Apple Pie Cupcakes (serves 12)
- 3 free form pie shells (divided into quarters)
- 6 apples, granny smith or a “less sugary apple”
- sugar, to taste
- 2 TB all purpose flour
- nutmeg, dash
- 2 TB bourbon
- cinnamon, to taste
- punch of salt
- 12 TB unsalted butter
Preheat oven to 350 degrees F. Separate pie shells and chill while making the filling. Cut apples in slices, and then half the slices. They should be small pieces, since we’re making cupcakes not pie. Season with sugar. This depends on the level of sweetness in your apples. TASTE the apples. If they are tart, add as much as 1/2 cup. If you think they are sweet, limit it to 1/4 cup sugar. Add flour, nutmeg (a dash!), cinnamon to taste, and bourbon. I also ask for a pinch of salt. The mixture should be wet but not soupy.

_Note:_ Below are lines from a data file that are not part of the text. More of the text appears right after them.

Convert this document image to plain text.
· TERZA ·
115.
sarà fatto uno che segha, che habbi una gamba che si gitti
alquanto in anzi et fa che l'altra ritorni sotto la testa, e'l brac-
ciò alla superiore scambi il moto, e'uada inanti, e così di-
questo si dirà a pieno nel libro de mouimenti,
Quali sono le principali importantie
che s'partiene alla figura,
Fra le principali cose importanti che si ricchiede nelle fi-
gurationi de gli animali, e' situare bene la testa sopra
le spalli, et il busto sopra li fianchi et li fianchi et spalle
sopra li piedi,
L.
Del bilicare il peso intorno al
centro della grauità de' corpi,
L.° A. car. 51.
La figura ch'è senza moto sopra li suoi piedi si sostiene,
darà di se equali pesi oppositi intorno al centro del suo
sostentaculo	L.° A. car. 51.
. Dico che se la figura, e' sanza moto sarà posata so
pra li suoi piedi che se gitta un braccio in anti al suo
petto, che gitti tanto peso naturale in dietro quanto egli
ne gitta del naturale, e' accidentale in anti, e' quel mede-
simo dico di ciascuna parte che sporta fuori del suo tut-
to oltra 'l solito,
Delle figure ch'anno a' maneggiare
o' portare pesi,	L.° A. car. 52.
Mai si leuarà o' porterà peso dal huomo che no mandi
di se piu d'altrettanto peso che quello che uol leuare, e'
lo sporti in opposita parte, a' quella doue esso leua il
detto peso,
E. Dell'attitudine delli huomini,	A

Line the muffin tins with each pie portion. It won’t be perfect. If you’d like to make them in more circle forms, use a rolling pin and shape, not necessary as they will overhang the tin. Add the apple mixture and crinkle the remaining pie shell around. Add one tablespoon of butter on top of each muffin.
Bake until golden brown. About 15-17 minutes.